Following discussions with the FTC, UCB and the
Company re-filed their notification and report forms with the FTC and the DOJ on February 28, 2020. This re-filing restarts the
30 calendar day waiting period applicable to the Merger under the HSR Act. Accordingly, this waiting period will expire at
11:59 p.m., New York City time, on March 30, 2020 unless (i) the period is shortened and the transaction receives
“early termination,” (ii) the period is lengthened by a subsequent withdrawal and re-refiling of UCB’s
notification and report form, or (iii) the period is lengthened by a reviewing agency that issues a request for additional
information and documentary material.
The
Company expects that the Merger will be consummated shortly after the expiration or earlier termination of the current 30-day waiting
period applicable to the Merger under the HSR Act, assuming satisfaction or waiver of all of the other conditions to the Merger.
Forward-Looking Statements
Certain statements contained in this filing may be considered
forward-looking statements within the meaning of the Private Securities Litigation Reform Act of 1995, including, without limitation,
statements regarding the Merger and the ability to consummate the Merger. Forward-looking statements include all statements that
are not historical facts. In some cases, you can identify forward-looking statements by terms such as “may,” “might,”
“will,” “objective,” “intend,” “should,” “could,” “can,”
“would,” “expect,” “believe,” “anticipate,” “project,” “target,”

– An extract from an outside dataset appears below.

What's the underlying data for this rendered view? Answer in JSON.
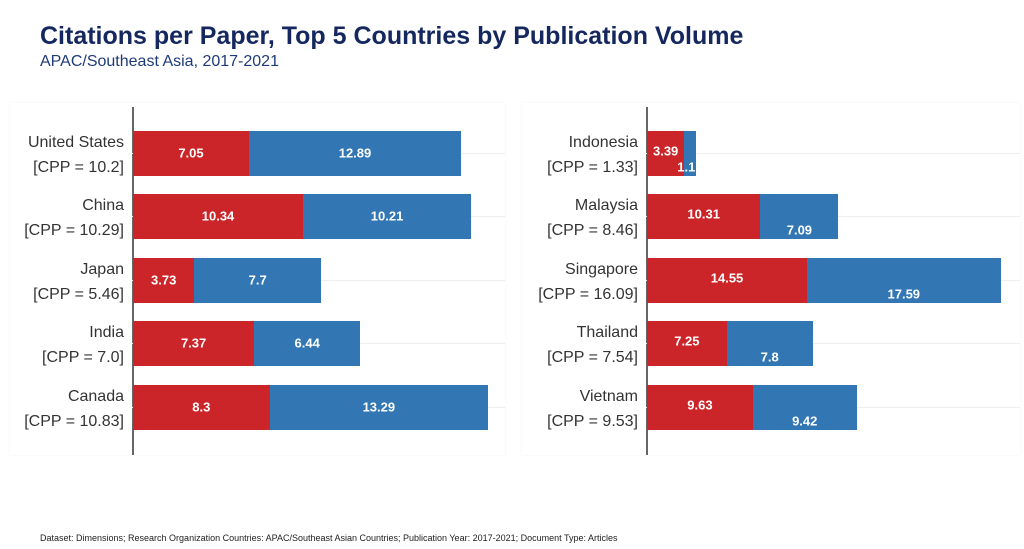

“design,” “estimate,” “predict,” “potential,” “plan” or the negative
of these terms, and similar expressions and comparable terminology intended to identify forward-looking statements. Forward-looking
statements are based on current beliefs and assumptions that are subject to risks and uncertainties. Forward-looking statements
speak only as of the date they are made, and the Company undertakes no obligation to update any of them publicly in light of new
information or future events. Actual results could differ materially from those contained in any forward-looking statement as
a result of various factors, including, without limitation: (i) conditions to the closing of the Merger may not be satisfied and
required regulatory approvals may be delayed or not be obtained; (ii) the Merger may involve unexpected costs, liabilities or
delays; (iii) the business of the Company may suffer as a result of uncertainty surrounding the Merger; (iv) the outcome of any
legal proceedings related to the Merger; (v) the Company may be adversely affected by other economic, business, and/or competitive
factors; (vi) the occurrence of any event, change or other circumstances that could give rise to the termination of the Merger
Agreement; and (vii) other risks to the consummation of the Merger, including the risk that the Merger will not be consummated
within the expected time period or at all. If the Merger is consummated, the Company stockholders will cease to have any equity
interest in the Company and will have no right to participate in its earnings and future growth. Additional factors that may affect
the future results of the Company are set forth in its filings with the SEC, including its Annual Report on Form 10-K for the
year ended December 31, 2019, which is available on the SEC’s website at www.sec.gov. Readers are cautioned
not to place undue reliance on these forward-looking statements, which speak only as of the date thereof.